Pokémon Go Developer Sued | Leisure Insurance

Pokémon Go Developer Sued | Leisure Insurance

A lawsuit in a federal has raised a new question about whether it is legal for a company to bring a reality game creatures on to your property.

Jeffrey Marder, from West Orange, New Jersey, found soon after the release of Pokémon Go, that strangers had started hanging around outside his home.

At least five of them knocked on Marder’s door and asked to go in to his back garden "to catch and add to their virtual collections" of the Pokémon images. They are superimposed over the real world that the game developer had placed at the residence without his permission.

The developers had designated properties as Pokéstops and Pokémon gyms and had not sought permission from owners.

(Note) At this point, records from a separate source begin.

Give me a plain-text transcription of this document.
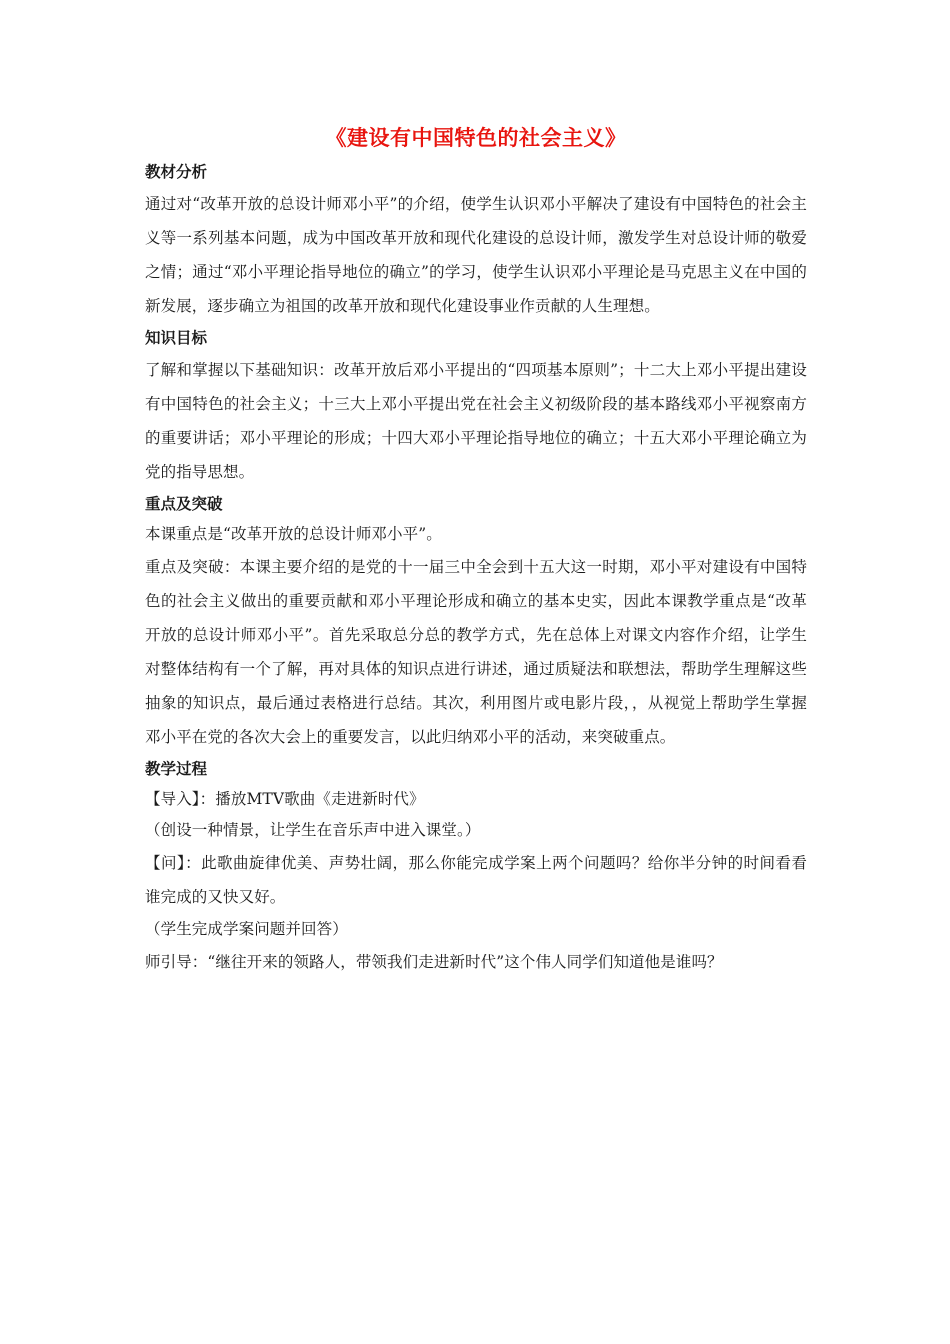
《建设有中国特色的社会主义》
教材分析

通过对“改革开放的总设计师邓小平”的介绍，使学生认识邓小平解决了建设有中国特色的社会主义等一系列基本问题，成为中国改革开放和现代化建设的总设计师，激发学生对总设计师的敬爱之情；通过“邓小平理论指导地位的确立”的学习，使学生认识邓小平理论是马克思主义在中国的新发展，逐步确立为祖国的改革开放和现代化建设事业作贡献的人生理想。

知识目标

了解和掌握以下基础知识：改革开放后邓小平提出的“四项基本原则”；十二大上邓小平提出建设有中国特色的社会主义；十三大上邓小平提出党在社会主义初级阶段的基本路线邓小平视察南方的重要讲话；邓小平理论的形成；十四大邓小平理论指导地位的确立；十五大邓小平理论确立为党的指导思想。

重点及突破

本课重点是“改革开放的总设计师邓小平”。

重点及突破：本课主要介绍的是党的十一届三中全会到十五大这一时期，邓小平对建设有中国特色的社会主义做出的重要贡献和邓小平理论形成和确立的基本史实，因此本课教学重点是“改革开放的总设计师邓小平”。首先采取总分总的教学方式，先在总体上对课文内容作介绍，让学生对整体结构有一个了解，再对具体的知识点进行讲述，通过质疑法和联想法，帮助学生理解这些抽象的知识点，最后通过表格进行总结。其次，利用图片或电影片段，，从视觉上帮助学生掌握邓小平在党的各次大会上的重要发言，以此归纳邓小平的活动，来突破重点。

教学过程

【导入】：播放MTV歌曲《走进新时代》

（创设一种情景，让学生在音乐声中进入课堂。）

【问】：此歌曲旋律优美、声势壮阔，那么你能完成学案上两个问题吗？给你半分钟的时间看看谁完成的又快又好。

（学生完成学案问题并回答）

师引导：“继往开来的领路人，带领我们走进新时代”这个伟人同学们知道他是谁吗？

“It became apparent that Niantic had designated properties as Pokéstops and Pokémon gyms without seeking permission from property owners and with flagrant disregard for the foreseeable consequences of doing so,” according to his complaint. The stops and gyms help users gain access to in-game items and advantages.

Jeffrey Marder is not teh only one to experience this. it has happened at cemeteries and the Holocaust Memorial Museum in Washington DC, according to Marder. He has filed a proposed nationwide class-action lawsuit against Niantic, the developer of the game. Pokémon Company, which holds the marketing and licensing rights for the franchise, and Nintendo, which publishes the Pokémon video game series and owns a 32% stake in Pokémon Co.

 

Niantic acknowledges its placement of Pokéstops on private property, and advises users on the game website: “If you can’t get to the Pokéstop because it’s on private property, there will be more just around the corner, so don’t worry!,” according to the complaint.

The company’s guidelines for the game on its website remind users to “adhere to the rules of the human world” and to stay aware of their surroundings. Users are warned against trespass or gaining access to a location without right or permission.

The lawsuit, which asks for a jury trial, wants unspecified damages for the class. Niantic did not immediately comment.

There must be a lesson in there somewhere for all us Leisure freaks!!